I appreciate the force of that argument. Would it not be possible in these circumstances to explain personally to each man whose call-up seemed unreasonable why he had been called up?

Mr. Stewart

I sincerely hope that not too many men will ask for a personal explanation. I am sure that the hon. Member will be able to draw on his own knowledge to help his constituents more readily to understand why they have been called up.

We all believe that the purpose and, indeed, the effect of the Bill is to make any worsening of the international situation much less likely. I believe that in all quarters we are convinced that the counsel this country can give in the affairs of mankind will be as good and as wise as can be given by any other nation, and that it is important that behind that counsel, giving weight to it, there should be the knowledge throughout the world that in extremity this country has both the will and the ability to defend itself and make good its word. This Bill is one of the Measures, although it is only one, to that end. It is with that in mind that I commend it to the House.

7.10 p.m.

Professor Savory (Antrim, South)

The hon. and learned Member for Horn-church (Mr. Bing) seems to have made a totally irrelevant speech and introduced a large amount of matters which have nothing to do with the Bill whatever. On this occasion he seems to have made the speech he intended to make on Friday had he been called.

Mr. Speaker

I allowed the hon. and learned Member to speak, and therefore the hon.
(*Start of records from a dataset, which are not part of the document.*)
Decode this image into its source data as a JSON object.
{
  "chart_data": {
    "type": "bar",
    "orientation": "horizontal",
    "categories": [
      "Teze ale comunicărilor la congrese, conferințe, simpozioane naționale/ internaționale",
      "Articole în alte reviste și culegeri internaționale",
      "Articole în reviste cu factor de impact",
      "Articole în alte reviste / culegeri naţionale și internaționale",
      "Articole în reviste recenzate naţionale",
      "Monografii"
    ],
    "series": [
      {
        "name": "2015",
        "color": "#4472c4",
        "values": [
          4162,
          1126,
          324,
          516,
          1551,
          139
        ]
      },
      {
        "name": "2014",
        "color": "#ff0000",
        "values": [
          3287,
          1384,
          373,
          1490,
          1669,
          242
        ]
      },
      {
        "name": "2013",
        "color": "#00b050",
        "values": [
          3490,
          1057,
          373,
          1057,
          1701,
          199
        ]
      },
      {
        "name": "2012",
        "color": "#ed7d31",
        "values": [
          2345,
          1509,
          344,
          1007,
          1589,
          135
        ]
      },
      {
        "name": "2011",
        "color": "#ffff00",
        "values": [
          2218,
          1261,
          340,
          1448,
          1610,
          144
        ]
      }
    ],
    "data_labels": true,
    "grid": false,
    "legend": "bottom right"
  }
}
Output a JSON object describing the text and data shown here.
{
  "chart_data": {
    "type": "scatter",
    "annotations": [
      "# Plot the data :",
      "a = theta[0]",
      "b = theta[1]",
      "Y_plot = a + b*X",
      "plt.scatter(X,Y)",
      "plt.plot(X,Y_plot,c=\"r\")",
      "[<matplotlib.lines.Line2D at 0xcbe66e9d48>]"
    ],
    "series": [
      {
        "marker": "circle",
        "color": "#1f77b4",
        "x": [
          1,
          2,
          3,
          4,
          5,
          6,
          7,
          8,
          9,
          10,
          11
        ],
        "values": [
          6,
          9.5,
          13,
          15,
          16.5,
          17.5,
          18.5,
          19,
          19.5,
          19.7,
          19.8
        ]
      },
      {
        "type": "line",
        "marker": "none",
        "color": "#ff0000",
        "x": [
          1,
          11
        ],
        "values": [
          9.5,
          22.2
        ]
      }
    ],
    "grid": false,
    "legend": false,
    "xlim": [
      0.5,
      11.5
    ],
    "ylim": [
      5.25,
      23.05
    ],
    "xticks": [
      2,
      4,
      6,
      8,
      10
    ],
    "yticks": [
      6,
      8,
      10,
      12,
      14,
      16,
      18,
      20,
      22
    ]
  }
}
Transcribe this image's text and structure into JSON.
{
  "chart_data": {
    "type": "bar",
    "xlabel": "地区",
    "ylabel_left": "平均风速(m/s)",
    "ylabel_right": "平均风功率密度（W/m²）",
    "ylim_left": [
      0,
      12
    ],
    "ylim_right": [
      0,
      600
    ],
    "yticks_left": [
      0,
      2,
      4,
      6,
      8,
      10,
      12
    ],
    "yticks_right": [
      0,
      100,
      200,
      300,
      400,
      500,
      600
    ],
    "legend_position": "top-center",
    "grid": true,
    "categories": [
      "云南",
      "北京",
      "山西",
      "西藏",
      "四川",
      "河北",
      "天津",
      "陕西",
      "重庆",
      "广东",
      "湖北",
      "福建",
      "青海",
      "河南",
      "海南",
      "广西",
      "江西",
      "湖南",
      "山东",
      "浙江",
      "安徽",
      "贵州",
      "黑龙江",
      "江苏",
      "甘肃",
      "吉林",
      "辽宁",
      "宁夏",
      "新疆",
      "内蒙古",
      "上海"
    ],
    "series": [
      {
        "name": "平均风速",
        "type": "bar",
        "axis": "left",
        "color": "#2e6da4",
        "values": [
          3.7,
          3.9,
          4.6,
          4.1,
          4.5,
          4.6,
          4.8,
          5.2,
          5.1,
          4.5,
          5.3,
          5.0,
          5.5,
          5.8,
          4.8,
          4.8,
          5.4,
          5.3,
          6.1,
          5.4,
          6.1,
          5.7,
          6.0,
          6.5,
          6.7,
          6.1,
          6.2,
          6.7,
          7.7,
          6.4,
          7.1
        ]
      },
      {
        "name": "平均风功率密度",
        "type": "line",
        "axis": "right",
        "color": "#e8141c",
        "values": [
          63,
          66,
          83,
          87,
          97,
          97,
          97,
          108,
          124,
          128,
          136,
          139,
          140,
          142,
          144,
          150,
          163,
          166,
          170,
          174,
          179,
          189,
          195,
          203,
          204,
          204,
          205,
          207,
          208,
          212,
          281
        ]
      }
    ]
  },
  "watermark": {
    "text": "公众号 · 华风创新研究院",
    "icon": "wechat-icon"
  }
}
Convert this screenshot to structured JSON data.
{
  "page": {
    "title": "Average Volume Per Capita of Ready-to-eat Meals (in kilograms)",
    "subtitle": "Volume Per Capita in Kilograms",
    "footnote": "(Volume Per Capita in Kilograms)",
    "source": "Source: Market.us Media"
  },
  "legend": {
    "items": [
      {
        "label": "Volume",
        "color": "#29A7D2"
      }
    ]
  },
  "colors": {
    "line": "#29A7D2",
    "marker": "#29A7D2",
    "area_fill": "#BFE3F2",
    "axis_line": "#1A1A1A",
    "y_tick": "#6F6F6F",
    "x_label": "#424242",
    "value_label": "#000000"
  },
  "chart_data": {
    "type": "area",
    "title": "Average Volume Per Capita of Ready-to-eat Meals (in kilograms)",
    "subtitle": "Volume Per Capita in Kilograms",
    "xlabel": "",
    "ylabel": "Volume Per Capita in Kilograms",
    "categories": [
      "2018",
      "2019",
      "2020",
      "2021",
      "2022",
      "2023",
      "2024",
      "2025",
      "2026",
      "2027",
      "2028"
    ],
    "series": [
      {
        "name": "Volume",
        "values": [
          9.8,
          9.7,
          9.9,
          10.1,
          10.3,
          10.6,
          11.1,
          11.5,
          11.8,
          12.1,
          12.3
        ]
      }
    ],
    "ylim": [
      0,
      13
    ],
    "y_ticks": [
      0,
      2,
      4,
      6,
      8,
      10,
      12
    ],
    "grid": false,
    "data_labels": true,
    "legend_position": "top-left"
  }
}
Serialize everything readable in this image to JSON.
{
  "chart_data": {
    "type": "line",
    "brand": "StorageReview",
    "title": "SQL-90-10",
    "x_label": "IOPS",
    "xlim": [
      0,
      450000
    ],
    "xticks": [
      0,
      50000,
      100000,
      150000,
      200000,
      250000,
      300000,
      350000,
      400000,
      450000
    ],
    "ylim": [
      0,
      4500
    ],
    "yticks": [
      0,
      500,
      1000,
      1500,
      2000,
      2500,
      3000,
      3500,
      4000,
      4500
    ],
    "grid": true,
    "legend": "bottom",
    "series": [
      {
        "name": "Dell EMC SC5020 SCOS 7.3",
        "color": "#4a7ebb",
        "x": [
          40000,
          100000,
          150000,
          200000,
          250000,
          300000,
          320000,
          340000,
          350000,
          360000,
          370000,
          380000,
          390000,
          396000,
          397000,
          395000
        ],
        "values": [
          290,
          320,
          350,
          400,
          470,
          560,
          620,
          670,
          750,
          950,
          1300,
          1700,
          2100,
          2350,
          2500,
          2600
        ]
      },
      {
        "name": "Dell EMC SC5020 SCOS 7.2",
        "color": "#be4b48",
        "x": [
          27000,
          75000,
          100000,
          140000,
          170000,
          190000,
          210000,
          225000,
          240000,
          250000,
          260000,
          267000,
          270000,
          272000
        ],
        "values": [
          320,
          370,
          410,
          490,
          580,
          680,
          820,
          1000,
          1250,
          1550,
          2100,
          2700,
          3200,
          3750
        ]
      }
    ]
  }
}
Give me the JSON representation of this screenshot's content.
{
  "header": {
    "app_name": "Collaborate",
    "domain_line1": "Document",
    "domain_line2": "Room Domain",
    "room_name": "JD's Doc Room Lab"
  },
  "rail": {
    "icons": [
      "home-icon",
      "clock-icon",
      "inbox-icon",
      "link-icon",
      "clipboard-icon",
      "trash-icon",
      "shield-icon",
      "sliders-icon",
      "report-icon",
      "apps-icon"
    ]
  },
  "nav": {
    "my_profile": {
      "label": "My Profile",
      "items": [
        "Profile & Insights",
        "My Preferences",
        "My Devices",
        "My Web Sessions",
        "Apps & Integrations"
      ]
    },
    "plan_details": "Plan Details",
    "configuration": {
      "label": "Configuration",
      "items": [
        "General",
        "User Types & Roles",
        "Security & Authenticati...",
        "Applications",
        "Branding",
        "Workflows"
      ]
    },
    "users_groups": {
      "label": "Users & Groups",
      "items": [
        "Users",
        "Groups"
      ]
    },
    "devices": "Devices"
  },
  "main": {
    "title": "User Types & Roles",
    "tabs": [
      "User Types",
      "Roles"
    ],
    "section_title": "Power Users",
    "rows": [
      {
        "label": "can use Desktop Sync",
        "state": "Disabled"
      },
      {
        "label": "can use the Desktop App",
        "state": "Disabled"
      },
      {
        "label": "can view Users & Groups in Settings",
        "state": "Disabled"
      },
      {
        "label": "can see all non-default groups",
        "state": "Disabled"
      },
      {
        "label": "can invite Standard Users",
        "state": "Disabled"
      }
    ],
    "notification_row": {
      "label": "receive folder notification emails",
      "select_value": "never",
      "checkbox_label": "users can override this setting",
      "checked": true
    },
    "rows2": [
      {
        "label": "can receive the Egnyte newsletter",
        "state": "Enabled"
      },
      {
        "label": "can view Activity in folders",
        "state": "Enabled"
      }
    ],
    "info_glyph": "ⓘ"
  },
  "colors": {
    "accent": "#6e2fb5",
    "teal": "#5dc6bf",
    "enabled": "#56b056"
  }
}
Member for Antrim, South (Professor Savory) must not say that what he said was irrelevant, because that is a slight on me.

Professor Savory

All I can say is had the hon. and learned Gentleman been called on Friday I was perfectly prepared to answer all those questions which he raised. It seems to me to be an abuse of the privileges of this House to tack on to a harmless subsection such as we have here, which is in the only relevant Clause in the Bill referring to Northern Ireland, the attack which he did. The subsection reads as follows: No prosecution in Northern Ireland under this section shall take place without the consent of the Attorney General for Northern Ireland. In England and Wales it is the Attorney-General who is the authority in these matters, while provision is made to cover Scotland. It is obvious that the Attorney-General of Northern Ireland is the proper person to be the agent under this Bill. Any attack upon the personality of the Attorney-General for Northern Ireland whom I have known for 20 years, I most bitterly resent. When he acts in his capacity as Attorney-General he acts in a judicial capacity, and nobody could be more fair and more impartial, as I have observed during the many years that I have resided in Belfast. Therefore, I protest most emphatically against the introduction of this attack on a Clause like this, which is absolutely innocuous, and I feel sure that I have with me in this very strong opinion the support of all hon. Members of this House.

Bill accordingly read the Third time, and passed.